How to know if my choices are truly my own?
If you often find yourself inside situations that feel like you “just ended up there,” this is not coincidence — it is a chain of direction.
Example 1: Consumption If something you didn’t need a month ago now feels “essential,” your needs did not change — your perception was rewritten. Advertising doesn’t sell you products. It first creates a sense of lack, then presents itself as the solution. And you mistake spending for choosing.
Example 2: Thought If you had no opinion on a subject, and the first popular sentence you hear makes you think, “yes, exactly,” that is not thinking — it is echoing. As echoes multiply, you lose track of which thoughts were ever yours.
Example 3: Behavior If you do something simply because “everyone is doing it,” that action is not yours. It was made to feel like yours. When that feeling begins to replace character, personality quietly steps aside.
Follower trendiness operates precisely here. It does not shout. It does not force. It does not even try to convince.
It only whispers: “Don’t fall behind.”
Over time, this whisper becomes an inner voice. Others no longer guide you — you move forward believing you are guiding yourself.
What happens then?
• You don’t manage your money — the current does • You don’t choose your time — the agenda does • You don’t shape your reactions — the environment triggers them
And most dangerously: while all this happens, you believe you are free.
It is important to know this: This is not your weakness. It is a passivity deliberately produced by the modern world.
The system does not feed on people who question. It feeds on people who adapt quickly.

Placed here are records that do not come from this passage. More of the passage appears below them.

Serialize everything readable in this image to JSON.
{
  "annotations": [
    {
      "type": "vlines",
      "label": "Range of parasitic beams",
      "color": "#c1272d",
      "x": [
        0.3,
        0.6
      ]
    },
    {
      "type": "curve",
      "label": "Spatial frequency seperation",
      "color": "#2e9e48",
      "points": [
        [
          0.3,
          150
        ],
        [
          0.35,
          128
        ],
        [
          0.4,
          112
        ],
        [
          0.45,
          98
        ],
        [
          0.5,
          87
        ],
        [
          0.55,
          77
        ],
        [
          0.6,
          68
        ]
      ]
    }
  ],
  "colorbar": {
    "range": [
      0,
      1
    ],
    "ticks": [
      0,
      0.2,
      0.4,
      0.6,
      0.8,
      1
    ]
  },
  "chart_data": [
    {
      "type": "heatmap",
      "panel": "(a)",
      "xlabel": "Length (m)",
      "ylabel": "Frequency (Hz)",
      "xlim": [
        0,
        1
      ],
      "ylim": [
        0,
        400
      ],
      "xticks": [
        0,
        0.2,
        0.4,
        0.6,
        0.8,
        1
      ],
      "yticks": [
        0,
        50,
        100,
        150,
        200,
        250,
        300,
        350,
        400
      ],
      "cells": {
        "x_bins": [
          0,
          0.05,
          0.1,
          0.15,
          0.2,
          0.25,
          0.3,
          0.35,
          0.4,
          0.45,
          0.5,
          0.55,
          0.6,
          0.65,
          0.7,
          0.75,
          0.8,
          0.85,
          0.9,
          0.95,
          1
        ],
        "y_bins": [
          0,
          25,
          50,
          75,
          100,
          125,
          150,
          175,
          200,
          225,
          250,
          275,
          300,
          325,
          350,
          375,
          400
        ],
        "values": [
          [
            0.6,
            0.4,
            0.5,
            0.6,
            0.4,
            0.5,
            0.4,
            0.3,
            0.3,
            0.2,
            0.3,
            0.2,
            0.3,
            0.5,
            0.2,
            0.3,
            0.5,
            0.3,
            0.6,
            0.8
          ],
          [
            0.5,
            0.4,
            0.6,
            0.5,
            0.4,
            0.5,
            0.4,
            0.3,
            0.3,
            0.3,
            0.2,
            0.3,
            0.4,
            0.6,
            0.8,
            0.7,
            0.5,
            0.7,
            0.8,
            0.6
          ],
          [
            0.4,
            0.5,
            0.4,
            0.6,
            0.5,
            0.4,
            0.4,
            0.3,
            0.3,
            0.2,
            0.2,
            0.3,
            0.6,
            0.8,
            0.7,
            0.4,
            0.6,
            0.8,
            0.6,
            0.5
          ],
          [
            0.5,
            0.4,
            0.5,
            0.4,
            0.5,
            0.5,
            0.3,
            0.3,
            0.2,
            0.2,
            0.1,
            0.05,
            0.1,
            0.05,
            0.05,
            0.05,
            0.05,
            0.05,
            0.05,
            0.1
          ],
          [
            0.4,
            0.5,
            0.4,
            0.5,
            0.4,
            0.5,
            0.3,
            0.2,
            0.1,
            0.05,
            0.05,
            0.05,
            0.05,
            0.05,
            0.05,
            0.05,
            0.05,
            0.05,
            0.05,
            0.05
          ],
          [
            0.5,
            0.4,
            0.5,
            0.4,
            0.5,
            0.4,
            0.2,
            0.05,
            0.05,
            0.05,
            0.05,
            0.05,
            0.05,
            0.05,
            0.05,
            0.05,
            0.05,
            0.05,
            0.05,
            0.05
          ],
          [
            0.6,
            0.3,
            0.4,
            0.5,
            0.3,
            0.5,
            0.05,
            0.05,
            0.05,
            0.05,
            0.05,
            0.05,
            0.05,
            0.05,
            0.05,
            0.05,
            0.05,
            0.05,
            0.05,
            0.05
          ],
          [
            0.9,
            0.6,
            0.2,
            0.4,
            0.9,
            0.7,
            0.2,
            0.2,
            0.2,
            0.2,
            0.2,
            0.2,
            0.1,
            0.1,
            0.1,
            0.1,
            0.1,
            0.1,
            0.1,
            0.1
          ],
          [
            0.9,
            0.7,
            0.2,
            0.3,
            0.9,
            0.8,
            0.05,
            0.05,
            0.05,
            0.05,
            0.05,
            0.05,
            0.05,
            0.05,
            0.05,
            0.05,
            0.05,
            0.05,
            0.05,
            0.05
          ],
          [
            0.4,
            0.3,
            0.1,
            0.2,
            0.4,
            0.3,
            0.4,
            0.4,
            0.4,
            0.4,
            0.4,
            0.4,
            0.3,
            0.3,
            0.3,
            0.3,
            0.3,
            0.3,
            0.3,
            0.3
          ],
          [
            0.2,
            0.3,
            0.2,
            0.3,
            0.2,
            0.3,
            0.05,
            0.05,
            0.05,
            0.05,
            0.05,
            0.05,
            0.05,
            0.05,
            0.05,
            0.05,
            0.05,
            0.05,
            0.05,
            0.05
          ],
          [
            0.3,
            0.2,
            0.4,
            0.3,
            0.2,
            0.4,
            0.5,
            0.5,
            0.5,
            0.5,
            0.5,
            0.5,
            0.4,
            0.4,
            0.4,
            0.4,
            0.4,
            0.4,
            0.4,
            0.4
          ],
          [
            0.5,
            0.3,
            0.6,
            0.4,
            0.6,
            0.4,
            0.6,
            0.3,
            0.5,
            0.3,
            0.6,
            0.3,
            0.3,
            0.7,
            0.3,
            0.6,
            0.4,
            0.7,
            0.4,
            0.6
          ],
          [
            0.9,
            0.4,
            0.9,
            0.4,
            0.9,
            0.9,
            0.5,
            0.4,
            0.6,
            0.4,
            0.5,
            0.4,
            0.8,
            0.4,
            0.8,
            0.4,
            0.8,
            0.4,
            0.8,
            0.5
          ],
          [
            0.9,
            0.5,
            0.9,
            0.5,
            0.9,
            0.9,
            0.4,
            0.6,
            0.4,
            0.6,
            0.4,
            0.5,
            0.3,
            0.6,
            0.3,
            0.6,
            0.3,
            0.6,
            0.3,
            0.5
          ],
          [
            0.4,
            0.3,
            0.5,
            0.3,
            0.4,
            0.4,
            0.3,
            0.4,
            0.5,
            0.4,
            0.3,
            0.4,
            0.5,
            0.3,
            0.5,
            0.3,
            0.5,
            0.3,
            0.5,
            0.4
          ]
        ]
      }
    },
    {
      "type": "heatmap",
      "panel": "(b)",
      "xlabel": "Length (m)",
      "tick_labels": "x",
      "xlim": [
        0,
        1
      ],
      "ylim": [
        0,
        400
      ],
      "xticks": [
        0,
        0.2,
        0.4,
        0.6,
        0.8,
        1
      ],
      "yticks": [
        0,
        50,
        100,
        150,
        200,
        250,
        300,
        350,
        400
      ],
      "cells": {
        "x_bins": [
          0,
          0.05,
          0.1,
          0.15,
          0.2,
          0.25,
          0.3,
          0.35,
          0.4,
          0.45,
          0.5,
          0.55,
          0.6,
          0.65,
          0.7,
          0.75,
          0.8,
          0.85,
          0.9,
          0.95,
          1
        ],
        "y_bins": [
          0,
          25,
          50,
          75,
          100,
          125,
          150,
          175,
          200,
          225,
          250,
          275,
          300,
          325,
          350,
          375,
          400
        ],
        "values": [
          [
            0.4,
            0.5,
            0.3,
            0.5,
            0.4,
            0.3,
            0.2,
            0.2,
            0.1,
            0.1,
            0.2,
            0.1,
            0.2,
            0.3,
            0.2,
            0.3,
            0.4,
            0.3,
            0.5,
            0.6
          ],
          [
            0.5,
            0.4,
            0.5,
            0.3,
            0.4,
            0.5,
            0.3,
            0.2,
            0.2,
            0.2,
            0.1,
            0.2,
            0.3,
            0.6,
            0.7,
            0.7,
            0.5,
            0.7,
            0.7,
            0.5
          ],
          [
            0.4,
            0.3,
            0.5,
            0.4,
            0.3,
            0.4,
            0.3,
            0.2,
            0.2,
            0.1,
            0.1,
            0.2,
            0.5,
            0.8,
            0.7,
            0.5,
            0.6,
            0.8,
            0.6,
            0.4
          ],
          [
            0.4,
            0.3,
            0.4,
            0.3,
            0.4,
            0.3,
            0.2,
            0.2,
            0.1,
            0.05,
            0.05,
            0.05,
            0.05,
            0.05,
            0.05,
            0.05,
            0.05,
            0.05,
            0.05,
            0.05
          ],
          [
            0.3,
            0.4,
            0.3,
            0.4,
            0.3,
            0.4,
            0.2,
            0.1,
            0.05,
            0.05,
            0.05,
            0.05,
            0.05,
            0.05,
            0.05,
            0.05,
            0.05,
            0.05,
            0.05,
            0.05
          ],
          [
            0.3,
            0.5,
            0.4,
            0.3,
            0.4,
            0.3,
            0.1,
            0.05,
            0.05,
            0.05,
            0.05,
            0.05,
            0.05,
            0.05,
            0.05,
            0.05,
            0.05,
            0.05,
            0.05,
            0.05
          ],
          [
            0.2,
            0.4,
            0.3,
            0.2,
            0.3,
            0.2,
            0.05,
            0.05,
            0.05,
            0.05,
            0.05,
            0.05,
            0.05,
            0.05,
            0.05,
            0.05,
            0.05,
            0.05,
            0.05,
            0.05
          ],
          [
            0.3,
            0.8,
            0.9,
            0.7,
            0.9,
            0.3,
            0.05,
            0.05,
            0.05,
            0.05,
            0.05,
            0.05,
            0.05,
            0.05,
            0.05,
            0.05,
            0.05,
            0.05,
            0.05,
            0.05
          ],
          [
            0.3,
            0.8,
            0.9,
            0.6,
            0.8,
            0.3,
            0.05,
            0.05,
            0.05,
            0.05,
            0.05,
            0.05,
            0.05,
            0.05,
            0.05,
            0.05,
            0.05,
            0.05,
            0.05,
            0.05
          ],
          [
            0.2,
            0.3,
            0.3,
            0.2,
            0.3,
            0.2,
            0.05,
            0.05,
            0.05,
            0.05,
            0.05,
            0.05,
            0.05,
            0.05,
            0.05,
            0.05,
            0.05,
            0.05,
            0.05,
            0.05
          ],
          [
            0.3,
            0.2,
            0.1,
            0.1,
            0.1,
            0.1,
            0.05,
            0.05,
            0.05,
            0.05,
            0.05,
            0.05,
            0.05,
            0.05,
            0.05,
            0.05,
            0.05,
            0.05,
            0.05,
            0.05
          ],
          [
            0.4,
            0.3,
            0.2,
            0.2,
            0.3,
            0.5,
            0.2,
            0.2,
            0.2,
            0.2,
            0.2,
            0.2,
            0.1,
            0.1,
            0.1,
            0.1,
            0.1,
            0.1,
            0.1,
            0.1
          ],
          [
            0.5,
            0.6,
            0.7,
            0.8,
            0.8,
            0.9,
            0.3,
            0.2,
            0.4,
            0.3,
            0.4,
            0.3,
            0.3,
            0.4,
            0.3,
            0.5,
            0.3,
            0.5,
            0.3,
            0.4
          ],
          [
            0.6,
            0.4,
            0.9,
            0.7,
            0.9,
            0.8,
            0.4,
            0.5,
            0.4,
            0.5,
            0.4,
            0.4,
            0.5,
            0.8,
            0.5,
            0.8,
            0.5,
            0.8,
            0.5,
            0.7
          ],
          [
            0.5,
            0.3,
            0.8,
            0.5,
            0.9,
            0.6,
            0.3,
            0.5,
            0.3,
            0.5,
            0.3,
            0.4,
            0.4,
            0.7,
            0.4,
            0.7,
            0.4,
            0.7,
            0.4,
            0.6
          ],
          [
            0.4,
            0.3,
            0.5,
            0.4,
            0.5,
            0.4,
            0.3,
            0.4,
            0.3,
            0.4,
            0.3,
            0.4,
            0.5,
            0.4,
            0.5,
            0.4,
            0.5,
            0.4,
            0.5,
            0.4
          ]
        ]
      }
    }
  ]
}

But this loop can be broken.
At one point.
With one question: “Do I truly want this, or was I taught to want it?”
The moment you start asking this, the perception chain cracks. Following stops. Character returns.
You don’t have to reject trends. But you owe no loyalty to anything that erases who you are.
This text was not written to shame you. It was written to stop you.
Because sometimes, stopping is the first real act of direction.